Mathias Körber mathias at koerber.org
Wed Feb 14 10:52:27 UTC 2001


> Are you saying that if I have a mail server with an MX priority 
> of 04 and a
> backup mail server with an MX priority of 10, and the priority 04 server
> goes down, that the priority 10 mail server will not deliver the email? It
> will just hold it until the priority 04 mail server comes back up?

That really is a decision outside the DNS. The priority field in the MX
records only specifies in which sequence the mailservers for a domain get
tried for delivery of the mail.
WHether those mailservers then attempt further delivery inside the domain
(by means of private routing information or via a separateprotcol etc)
or just hold the mail until the lowest prio (or 'a lower-prio') mailserver is
up again, and then forward it to that server is up to the admins to decide.
Both methods work (I'm sure there are more waysto do this) depending
on the mailserver setup.

Usually, in the absence of other configuration or further mail-routing instructions, 
they will just wait to deliver the mail to any of the mailservers with a lower priority.

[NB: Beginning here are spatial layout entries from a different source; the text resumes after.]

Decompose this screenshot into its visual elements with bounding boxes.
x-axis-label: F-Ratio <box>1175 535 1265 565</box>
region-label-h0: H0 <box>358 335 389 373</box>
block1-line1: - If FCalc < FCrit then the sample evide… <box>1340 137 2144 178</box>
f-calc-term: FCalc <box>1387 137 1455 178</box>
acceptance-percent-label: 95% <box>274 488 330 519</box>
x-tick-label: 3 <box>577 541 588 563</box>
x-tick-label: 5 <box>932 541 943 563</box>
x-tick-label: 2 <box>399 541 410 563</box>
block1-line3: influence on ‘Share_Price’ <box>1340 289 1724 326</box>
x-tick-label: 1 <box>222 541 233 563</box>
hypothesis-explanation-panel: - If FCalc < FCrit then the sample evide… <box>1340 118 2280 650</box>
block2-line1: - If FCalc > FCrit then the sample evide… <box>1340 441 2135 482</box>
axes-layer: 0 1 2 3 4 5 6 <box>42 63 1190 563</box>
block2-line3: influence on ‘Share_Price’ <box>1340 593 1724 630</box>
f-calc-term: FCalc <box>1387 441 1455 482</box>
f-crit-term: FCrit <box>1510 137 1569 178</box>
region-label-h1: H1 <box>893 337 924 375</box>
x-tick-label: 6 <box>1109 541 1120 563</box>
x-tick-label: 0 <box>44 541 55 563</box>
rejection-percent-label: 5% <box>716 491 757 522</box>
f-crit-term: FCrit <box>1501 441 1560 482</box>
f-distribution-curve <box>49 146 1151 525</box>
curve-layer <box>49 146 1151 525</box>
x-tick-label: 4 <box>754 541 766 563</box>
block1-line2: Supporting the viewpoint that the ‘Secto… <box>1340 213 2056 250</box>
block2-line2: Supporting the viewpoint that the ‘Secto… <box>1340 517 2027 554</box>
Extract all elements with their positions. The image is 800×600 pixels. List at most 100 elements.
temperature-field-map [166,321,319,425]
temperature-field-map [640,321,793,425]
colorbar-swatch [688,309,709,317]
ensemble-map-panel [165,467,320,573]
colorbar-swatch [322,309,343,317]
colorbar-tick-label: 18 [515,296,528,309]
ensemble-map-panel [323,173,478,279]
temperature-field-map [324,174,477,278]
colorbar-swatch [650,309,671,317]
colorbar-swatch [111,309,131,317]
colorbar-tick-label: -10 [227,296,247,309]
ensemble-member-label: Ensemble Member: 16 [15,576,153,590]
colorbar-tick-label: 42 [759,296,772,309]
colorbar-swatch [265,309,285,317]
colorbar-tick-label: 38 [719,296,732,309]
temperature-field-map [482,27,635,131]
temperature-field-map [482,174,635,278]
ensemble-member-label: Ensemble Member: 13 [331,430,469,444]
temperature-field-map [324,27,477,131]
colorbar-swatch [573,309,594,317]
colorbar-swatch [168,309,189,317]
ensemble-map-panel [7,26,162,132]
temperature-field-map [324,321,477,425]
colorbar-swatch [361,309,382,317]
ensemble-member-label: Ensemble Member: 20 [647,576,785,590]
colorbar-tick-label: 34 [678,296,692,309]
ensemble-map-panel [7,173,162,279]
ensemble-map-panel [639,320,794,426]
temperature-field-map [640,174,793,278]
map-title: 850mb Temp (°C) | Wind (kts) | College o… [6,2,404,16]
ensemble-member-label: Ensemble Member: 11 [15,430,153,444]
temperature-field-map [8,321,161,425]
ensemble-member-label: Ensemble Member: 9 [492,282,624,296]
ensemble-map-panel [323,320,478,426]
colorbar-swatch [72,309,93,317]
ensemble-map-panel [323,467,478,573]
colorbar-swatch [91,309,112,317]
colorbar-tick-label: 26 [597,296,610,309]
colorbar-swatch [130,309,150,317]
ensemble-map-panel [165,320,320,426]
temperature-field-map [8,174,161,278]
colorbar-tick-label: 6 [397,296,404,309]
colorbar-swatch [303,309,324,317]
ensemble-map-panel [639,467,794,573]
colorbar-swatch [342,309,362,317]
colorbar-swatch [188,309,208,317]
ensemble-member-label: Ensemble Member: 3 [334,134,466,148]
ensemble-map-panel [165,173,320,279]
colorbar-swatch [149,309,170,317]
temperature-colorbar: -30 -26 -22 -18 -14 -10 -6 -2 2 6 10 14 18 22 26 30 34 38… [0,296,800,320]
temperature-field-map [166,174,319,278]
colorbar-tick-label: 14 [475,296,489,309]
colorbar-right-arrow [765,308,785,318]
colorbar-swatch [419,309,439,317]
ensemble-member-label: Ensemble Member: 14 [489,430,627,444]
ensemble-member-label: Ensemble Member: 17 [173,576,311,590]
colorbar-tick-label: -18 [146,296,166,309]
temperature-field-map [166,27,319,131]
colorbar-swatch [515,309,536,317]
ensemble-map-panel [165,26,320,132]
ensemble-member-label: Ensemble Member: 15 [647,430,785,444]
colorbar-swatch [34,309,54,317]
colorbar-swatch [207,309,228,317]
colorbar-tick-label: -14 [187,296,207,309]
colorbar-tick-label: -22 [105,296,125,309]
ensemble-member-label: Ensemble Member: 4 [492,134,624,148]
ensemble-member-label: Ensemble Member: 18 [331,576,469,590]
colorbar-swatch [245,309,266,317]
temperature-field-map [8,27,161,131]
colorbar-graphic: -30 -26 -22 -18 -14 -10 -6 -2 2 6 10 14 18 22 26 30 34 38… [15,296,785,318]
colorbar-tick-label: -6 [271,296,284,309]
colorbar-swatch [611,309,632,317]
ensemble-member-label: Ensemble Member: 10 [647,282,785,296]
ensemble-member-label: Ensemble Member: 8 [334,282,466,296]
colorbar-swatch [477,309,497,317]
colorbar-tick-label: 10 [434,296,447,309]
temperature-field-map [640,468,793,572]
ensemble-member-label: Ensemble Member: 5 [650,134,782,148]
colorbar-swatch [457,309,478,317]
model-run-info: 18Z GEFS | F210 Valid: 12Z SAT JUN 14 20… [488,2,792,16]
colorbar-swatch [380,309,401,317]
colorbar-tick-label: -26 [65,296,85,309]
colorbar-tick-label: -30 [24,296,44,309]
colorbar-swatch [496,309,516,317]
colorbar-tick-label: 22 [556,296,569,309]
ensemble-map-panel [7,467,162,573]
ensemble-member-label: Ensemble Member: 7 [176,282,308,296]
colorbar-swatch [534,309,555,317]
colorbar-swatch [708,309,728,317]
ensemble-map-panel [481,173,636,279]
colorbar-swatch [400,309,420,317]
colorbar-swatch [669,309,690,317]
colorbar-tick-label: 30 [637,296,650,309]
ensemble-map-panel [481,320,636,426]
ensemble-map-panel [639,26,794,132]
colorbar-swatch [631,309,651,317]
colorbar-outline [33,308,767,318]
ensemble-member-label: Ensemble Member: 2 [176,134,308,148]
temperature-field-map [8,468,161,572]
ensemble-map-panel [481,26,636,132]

Such further routing instruction could be
	- a different set of MX records found using the 'inside' DNS view (in a split
		DNS scenario)
	- a mailertable setup in sendmail (which overrides DNS)
	- a configuration that drops the received mail into a different
		protocol (eg an MS exchange network)
	- it could print out the mail to have it hand-delivered or somesuch
	- many other things

The MX records only specify where an outside mailserver drops mail for a
domain. WHat actually happens inside is totaly separate and differs
according to what the admins for that domain set up.